For more details on each of the preceding options, see ExecutionOptions.

Configuring DataContext#

The DataContext class is used to configure more general options for Ray Data usage, such as observability/logging options, error handling/retry behavior, and internal data formats. To use it, modify the attributes in the current DataContext object. For example:

ctx = ray.data.DataContext.get_current()
ctx.verbose_stats_logs = True

Many of the options in DataContext are intended for advanced use cases or debugging, and most users shouldn’t need to modify them. However, some of the most important options are:

  • max_errored_blocks: Max number of blocks that are allowed to have errors, unlimited if negative. This option allows application-level exceptions in block processing tasks. These exceptions may be caused by UDFs (for example, due to corrupted data samples) or IO errors. Data in the failed blocks are dropped. This option can be useful to prevent a long-running job from failing due to a small number of bad blocks. By default, no retries are allowed.

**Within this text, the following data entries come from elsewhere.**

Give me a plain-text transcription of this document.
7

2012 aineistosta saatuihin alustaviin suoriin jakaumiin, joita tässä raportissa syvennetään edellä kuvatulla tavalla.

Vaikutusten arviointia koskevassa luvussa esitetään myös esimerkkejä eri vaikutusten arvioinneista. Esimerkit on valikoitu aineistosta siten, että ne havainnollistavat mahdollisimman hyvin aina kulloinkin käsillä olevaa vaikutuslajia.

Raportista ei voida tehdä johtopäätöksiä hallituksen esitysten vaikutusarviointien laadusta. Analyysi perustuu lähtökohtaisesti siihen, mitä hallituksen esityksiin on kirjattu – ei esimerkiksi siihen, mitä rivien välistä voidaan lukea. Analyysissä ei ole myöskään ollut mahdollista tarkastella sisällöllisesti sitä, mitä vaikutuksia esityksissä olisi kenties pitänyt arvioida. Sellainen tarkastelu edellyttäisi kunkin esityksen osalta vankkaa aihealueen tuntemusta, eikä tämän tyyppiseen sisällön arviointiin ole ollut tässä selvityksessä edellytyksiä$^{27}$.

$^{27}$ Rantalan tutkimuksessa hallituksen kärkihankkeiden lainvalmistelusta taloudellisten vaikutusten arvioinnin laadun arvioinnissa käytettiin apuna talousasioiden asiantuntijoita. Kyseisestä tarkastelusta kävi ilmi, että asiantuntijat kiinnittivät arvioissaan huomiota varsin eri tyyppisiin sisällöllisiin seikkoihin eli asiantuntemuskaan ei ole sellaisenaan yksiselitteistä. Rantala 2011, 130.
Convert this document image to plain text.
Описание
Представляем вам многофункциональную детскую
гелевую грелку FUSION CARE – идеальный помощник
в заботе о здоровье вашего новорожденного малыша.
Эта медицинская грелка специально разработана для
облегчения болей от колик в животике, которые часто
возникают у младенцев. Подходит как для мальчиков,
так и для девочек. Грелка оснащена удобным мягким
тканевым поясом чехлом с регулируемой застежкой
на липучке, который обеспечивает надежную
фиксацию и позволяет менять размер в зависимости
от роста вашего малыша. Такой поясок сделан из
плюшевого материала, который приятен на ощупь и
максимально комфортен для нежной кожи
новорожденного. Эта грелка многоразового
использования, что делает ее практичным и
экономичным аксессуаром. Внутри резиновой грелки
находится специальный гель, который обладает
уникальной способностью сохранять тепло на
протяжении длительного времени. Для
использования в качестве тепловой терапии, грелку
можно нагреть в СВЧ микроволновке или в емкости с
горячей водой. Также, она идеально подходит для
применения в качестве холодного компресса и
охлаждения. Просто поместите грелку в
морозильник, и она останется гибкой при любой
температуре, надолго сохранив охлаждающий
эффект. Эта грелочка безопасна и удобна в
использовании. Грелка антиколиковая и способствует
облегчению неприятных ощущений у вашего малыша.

  • write_file_retry_on_errors: A list of sub-strings of error messages that should trigger a retry when writing files. This is useful for handling transient errors when writing to remote storage systems. By default, retries on common transient AWS S3 errors.

  • verbose_stats_logs: Whether stats logs should be verbose. This includes fields such as extra_metrics in the stats output, which are excluded by default. Off by default.

  • log_internal_stack_trace_to_stdout: Whether to include internal Ray Data/Ray Core code stack frames when logging to stdout. The full stack trace is always written to the Ray Data log file. Off by default.

For more details on each of the preceding options, see DataContext.